With so much uncertainty in AI’s next paradigm shift, top-tier AI researchers are the most valuable asset. Any organization serious about AGI must bet aggressively on what comes after Transformers. Now that pre training has been largely commoditized, breakthroughs will come from top talent + massive resources, pushing toward the next emergence of intelligence—the real Aha moment.

18. Will DeepSeek Follow OpenAI’s Path from Open-Source to Closed-Source?

Liang has made it clear: DeepSeek is committed to staying open-source. Their goal isn’t to lock AI behind closed doors; it’s about contributing to the growth of AI. "We will not close-source. We believe building a strong ecosystem is far more important," Liang says. He adds, "In the face of disruptive technologies, the moat that closed-source creates is temporary. Even if OpenAI closes its source, it won’t stop others from surpassing them."

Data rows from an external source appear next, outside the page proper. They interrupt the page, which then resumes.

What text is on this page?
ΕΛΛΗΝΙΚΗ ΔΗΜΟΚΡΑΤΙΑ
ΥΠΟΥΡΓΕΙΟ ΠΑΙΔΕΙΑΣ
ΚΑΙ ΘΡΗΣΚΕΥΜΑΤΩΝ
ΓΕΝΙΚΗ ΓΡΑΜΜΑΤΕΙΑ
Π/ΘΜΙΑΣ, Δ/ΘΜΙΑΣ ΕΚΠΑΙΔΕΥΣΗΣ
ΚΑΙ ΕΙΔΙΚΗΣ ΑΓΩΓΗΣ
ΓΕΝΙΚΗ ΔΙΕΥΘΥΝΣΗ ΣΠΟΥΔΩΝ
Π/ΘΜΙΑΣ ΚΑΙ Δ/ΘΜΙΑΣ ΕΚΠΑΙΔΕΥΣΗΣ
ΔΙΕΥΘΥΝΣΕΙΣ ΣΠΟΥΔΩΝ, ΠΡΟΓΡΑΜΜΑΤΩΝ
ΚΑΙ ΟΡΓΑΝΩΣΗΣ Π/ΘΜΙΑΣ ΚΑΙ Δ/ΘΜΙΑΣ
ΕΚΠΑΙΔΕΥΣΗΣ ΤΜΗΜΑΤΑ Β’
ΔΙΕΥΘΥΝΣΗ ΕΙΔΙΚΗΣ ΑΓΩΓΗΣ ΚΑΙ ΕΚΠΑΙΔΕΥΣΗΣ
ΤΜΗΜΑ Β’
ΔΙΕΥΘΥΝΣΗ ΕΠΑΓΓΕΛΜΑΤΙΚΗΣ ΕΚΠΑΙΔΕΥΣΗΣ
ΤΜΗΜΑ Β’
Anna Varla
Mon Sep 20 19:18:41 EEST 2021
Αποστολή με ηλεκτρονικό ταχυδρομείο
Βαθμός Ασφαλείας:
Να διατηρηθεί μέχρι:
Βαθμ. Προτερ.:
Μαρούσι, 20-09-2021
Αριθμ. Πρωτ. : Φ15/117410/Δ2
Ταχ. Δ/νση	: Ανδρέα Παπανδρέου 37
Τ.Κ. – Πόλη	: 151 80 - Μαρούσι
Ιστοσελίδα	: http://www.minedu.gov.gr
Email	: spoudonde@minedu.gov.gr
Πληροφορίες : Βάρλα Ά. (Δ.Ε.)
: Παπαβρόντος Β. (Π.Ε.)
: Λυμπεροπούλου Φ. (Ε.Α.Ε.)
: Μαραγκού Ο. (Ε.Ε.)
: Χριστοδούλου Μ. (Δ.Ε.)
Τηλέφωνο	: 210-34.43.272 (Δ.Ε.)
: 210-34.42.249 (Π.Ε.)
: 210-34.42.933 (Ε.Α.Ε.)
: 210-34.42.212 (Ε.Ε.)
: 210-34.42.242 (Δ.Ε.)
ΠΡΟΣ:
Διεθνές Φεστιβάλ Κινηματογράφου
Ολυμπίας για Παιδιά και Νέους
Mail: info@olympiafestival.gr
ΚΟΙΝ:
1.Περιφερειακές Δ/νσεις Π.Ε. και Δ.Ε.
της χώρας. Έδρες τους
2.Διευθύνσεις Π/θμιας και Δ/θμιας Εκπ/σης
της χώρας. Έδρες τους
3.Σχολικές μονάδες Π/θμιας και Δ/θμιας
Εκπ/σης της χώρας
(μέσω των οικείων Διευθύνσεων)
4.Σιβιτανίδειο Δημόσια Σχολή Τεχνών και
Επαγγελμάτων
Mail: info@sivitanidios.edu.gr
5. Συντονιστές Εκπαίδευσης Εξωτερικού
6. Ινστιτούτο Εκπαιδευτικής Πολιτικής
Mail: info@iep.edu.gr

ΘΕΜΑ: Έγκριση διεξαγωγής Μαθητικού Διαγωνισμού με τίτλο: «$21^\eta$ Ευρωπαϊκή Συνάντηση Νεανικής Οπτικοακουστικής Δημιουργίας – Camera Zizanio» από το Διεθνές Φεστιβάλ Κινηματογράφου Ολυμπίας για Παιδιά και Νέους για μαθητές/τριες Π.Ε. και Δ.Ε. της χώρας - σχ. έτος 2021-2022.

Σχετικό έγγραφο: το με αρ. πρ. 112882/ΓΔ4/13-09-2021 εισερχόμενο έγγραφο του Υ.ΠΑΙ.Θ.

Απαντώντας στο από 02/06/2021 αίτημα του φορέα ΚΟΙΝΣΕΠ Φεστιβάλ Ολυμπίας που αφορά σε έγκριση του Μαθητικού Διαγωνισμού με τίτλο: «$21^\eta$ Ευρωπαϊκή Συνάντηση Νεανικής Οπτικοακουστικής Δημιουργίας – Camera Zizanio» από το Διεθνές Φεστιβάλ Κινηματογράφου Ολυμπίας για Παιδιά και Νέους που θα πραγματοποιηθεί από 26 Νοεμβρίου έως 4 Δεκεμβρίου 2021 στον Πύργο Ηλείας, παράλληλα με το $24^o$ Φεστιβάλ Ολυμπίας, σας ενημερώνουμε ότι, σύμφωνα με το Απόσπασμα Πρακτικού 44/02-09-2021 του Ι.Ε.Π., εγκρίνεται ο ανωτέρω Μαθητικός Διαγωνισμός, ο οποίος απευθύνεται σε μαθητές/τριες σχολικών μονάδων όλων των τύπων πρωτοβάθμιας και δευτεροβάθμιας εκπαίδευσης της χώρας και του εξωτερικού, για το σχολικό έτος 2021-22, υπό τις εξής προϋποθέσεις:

For DeepSeek, the real value lies in the team—the knowledge, growth, and culture they create together. That’s their true moat. Liang believes open-sourcing and publishing papers don’t take anything away; for young researchers, being followed is an achievement. Open sourcing is more than just a business move—it’s a cultural one. It’s about giving back, earning respect, and attracting talent. DeepSeek’s open-source approach hasn’t hurt its products either—its consumer product hit 30 million DAUs in less than one month.

19. What Does DeepSeek’s Team and Organizational Structure Look Like?

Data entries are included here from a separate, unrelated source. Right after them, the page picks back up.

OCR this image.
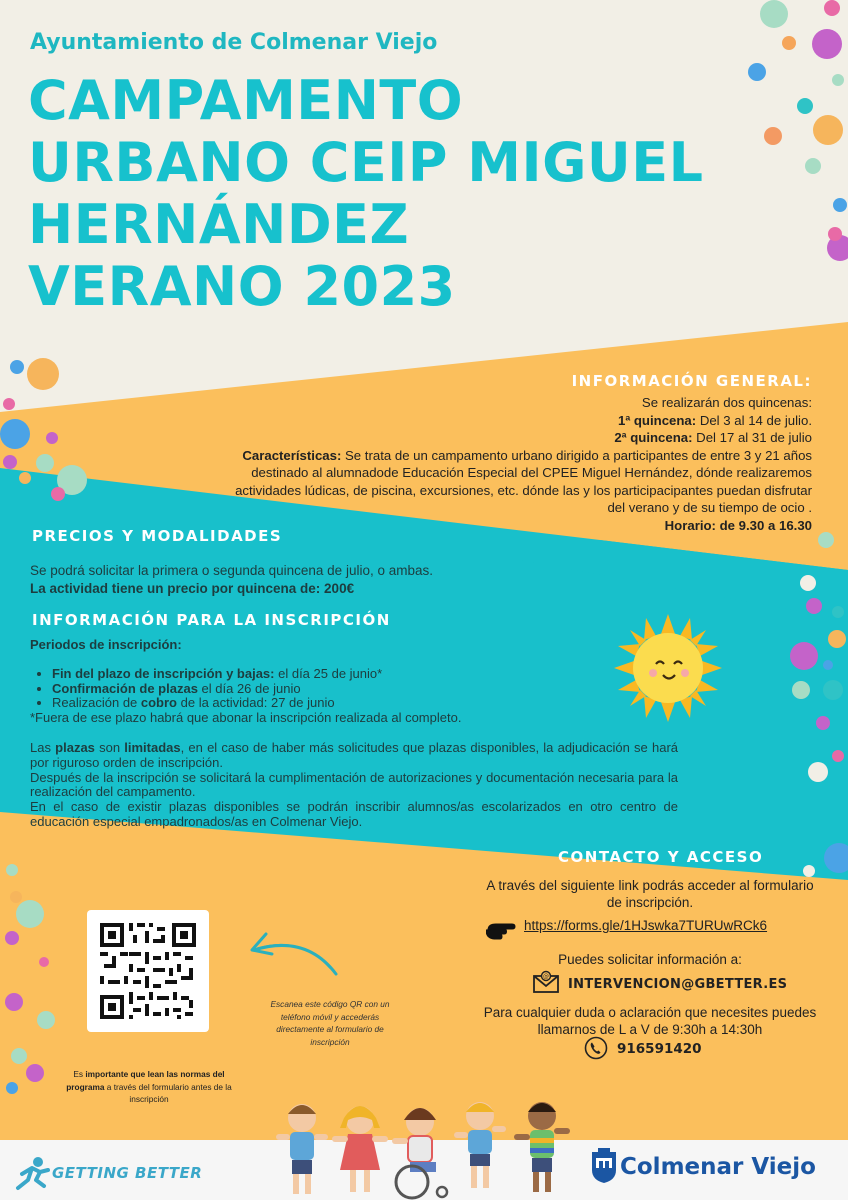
Ayuntamiento de Colmenar Viejo
CAMPAMENTO
URBANO CEIP MIGUEL
HERNÁNDEZ
VERANO 2023
INFORMACIÓN GENERAL:
Se realizarán dos quincenas:
1ª quincena: Del 3 al 14 de julio.
2ª quincena: Del 17 al 31 de julio
Características: Se trata de un campamento urbano dirigido a participantes de entre 3 y 21 años destinado al alumnadode Educación Especial del CPEE Miguel Hernández, dónde realizaremos actividades lúdicas, de piscina, excursiones, etc. dónde las y los participacipantes puedan disfrutar del verano y de su tiempo de ocio .
Horario: de 9.30 a 16.30
PRECIOS Y MODALIDADES
Se podrá solicitar la primera o segunda quincena de julio, o ambas.
La actividad tiene un precio por quincena de: 200€
INFORMACIÓN PARA LA INSCRIPCIÓN
Periodos de inscripción:
• Fin del plazo de inscripción y bajas: el día 25 de junio*
• Confirmación de plazas el día 26 de junio
• Realización de cobro de la actividad: 27 de junio
*Fuera de ese plazo habrá que abonar la inscripción realizada al completo.

Las plazas son limitadas, en el caso de haber más solicitudes que plazas disponibles, la adjudicación se hará por riguroso orden de inscripción.

Después de la inscripción se solicitará la cumplimentación de autorizaciones y documentación necesaria para la realización del campamento.

En el caso de existir plazas disponibles se podrán inscribir alumnos/as escolarizados en otro centro de educación especial empadronados/as en Colmenar Viejo.

CONTACTO Y ACCESO
A través del siguiente link podrás acceder al formulario de inscripción.
https://forms.gle/1HJswka7TURUwRCk6
Puedes solicitar información a:
@
INTERVENCION@GBETTER.ES
Para cualquier duda o aclaración que necesites puedes llamarnos de L a V de 9:30h a 14:30h
916591420
Escanea este código QR con un teléfono móvil y accederás directamente al formulario de inscripción
Es importante que lean las normas del programa a través del formulario antes de la inscripción
GETTING BETTER	Colmenar Viejo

DeepSeek’s team of 100 researchers is unique—none of them have experience working in the US , and very few come from big tech companies. Most are young, just out of their PhDs or with 2-3 years of work experience. This approach to hiring and nurturing talent is very similar to early OpenAI.

Liang has said publicly that DeepSeek looks for passion and curiosity above all else. “Many of our people’s desire to do research far exceeds their concern for money,” he said. 

Innovation at DeepSeek is almost entirely bottom-up. For instance, the MLA innovation came from a young researcher’s initiative. Anyone with a valuable idea can freely access the resources they need to bring it to life.

Liang Wenfeng, is deeply technical—he writes code himself, annotates data, and even submitted the R1 paper personally. A former employee feels that everyone in the company is a fan of Liang, united by his vision and driven by a shared pursuit of AGI.

20. Last But Not Least: Vision Is More Important Than Technology

We want to emphasize that technology alone is not the defining factor, nor does it create an impenetrable moat. The true differentiator between AI models from various labs lies in their vision for the future. Vision, ultimately, is more powerful than technology. 

When those who have the foresight to see what lies ahead leave, and when the leaders in the field become increasingly entangled in politics, product competition, or the challenges of scaling, smaller, more agile teams will find their moment to shine. It’s still too early to determine who will prevail and who will falter. The disruption DeepSeek has already introduced is a clear signal of this truth—AI innovation is far from finished, and no one’s position is beyond challenge.